Recently, I was reading the op-ed section of the Los Angeles Times. And there was a piece written by conservative commentator Jonah Goldberg, whose weekly column I read, because I like to know what people who don’t think like me are thinking, and because he’s not entirely around the bend. At least not always.
Let me acknowledge up front that propaganda “Pop!’ is not the exclusive purview of a single ideological proclivity – hence, my (as yet unpublished) book, Both Sides Make Me Angry.

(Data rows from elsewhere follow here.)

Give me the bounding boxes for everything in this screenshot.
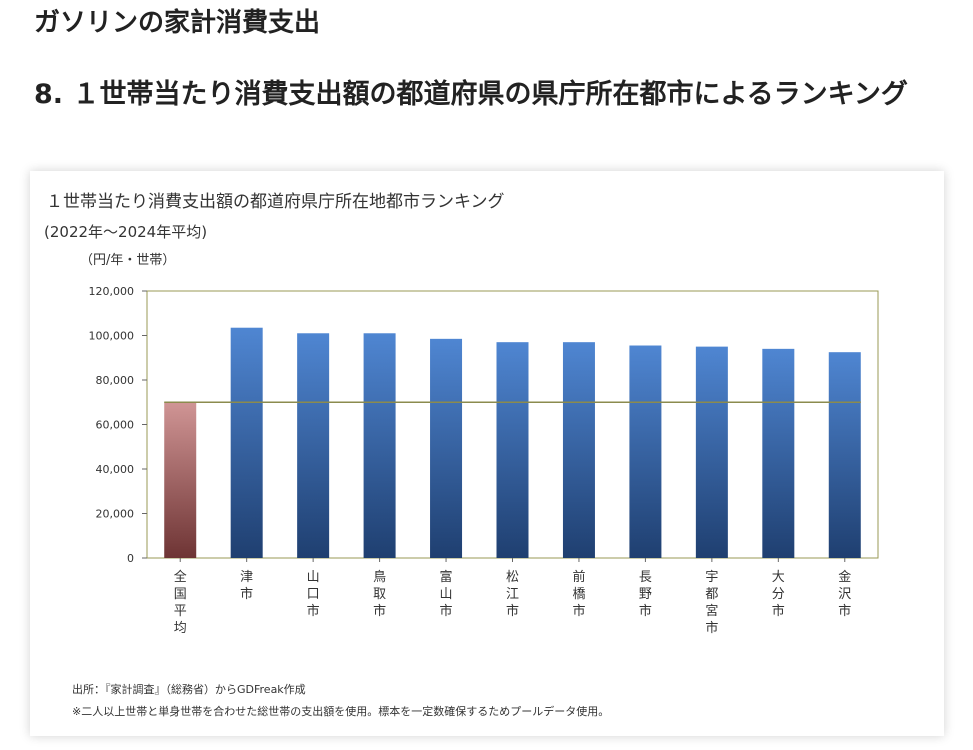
y-axis-unit-label: （円/年・世帯） [80,253,176,268]
y-tick-label: 100,000 [89,330,135,343]
y-tick-label: 80,000 [96,374,135,387]
x-category-label: 長野市 [639,570,652,619]
footnotes: 出所：『家計調査』（総務省）からGDFreak作成 ※二人以上世帯と単身世帯を合… [72,679,609,723]
x-category-label: 金沢市 [838,569,851,619]
x-category-label: 全国平均 [174,569,187,636]
bar [230,327,263,558]
bar-chart: 0 20,000 40,000 60,000 80,000 100,000 120,000 全… [89,285,879,636]
bar [762,348,795,558]
x-category-label: 富山市 [440,569,453,619]
y-tick-label: 20,000 [96,508,135,521]
method-note: ※二人以上世帯と単身世帯を合わせた総世帯の支出額を使用。標本を一定数確保するため… [72,705,610,718]
bar [629,345,662,558]
bar [828,352,861,558]
bar [363,333,396,558]
page-title: ガソリンの家計消費支出 [34,8,321,38]
x-category-label: 松江市 [506,570,519,619]
section-title: 8. １世帯当たり消費支出額の都道府県の県庁所在都市によるランキング [34,79,908,110]
x-category-label: 鳥取市 [373,570,386,619]
bar [297,333,330,558]
x-category-label: 大分市 [772,570,785,619]
y-tick-label: 0 [127,552,134,565]
y-tick-label: 60,000 [96,419,135,432]
bar [562,342,595,558]
y-tick-label: 40,000 [96,463,135,476]
x-category-label: 津市 [240,570,253,602]
bar [430,338,463,558]
chart-subtitle: (2022年～2024年平均) [44,223,208,241]
chart-title: １世帯当たり消費支出額の都道府県庁所在地都市ランキング [46,192,505,212]
x-category-label: 山口市 [307,570,320,619]
bar-national-average [164,402,197,558]
bar [695,346,728,558]
x-category-label: 前橋市 [572,569,585,619]
y-tick-label: 120,000 [89,285,135,298]
chart-card: １世帯当たり消費支出額の都道府県庁所在地都市ランキング (2022年～2024年… [30,171,944,736]
source-note: 出所：『家計調査』（総務省）からGDFreak作成 [72,683,306,696]
bar [496,342,529,558]
x-category-label: 宇都宮市 [705,570,718,636]
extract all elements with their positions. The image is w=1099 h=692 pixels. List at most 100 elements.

I have no hesitation providing equally egregious examples from the Left . But today, it’s Jonah.
Okay, here we go.
A conservative commentator hears the President announce that Bin Laden has been “taken out.” Over all – if you ignore the shooting an unarmed man part – this is fantastic news, news the American people have been waiting for for nearly ten years.
But you’re a conservative commentator. Giving credit to a Democratic president is not part of your job description. And even if you (begrudgingly) do – to preserve your credibility as a reasonable human being – as a conservative commentator, you are still required to find something within this admittedly triumphant scenario that makes the opposition’s president look bad.
This is not really that difficult an undertaking. As a propagandist, “finding fault with the opposition” is the frequency your conservative brain is unwaveringly tuned to. So you sit there for a moment, turning the story over in your head. Until, suddenly,
“Pop!”
You have your angle:
“Why was Barack Obama in such a hurry to tell us Bin Laden was a dead?”
It’s a process of elimination. You ignore the commendable parts of the story, and examine what’s left. Let’s see now. The accomplishment was magnificent. The announcement was inevitable. I know!
We’ll get him on the hubris behind his hasty announcement.
The argument being that if Al Qaeda is so quickly alerted that the valuable data uncovered in the compound has been compromised, they’ll be able to immediately, in effect, “change the code.”
Which is bad.
“Awright, boys! We got him!”
And there you have it. A “Pop!” moment – the Bad News “Yeah, but” to a Good News story – inspires Goldberg’s critical column.
I read the column, and
“Pop!”
I am inspired to write mine.
I envy people who have "pop" moments.
ReplyDeleteJohn Landis was in Romania and he saw a funeral where a guy was being buried in some weird way, to ensure he wouldn't come back as a werewolf - lycanthropy mythology being big in rural Romania at the time. His "pop" moment was to ask himself; "but what if he did?" Thus "American Werewolf In London" was born. I'd have just thought "what a weird way to bury a guy."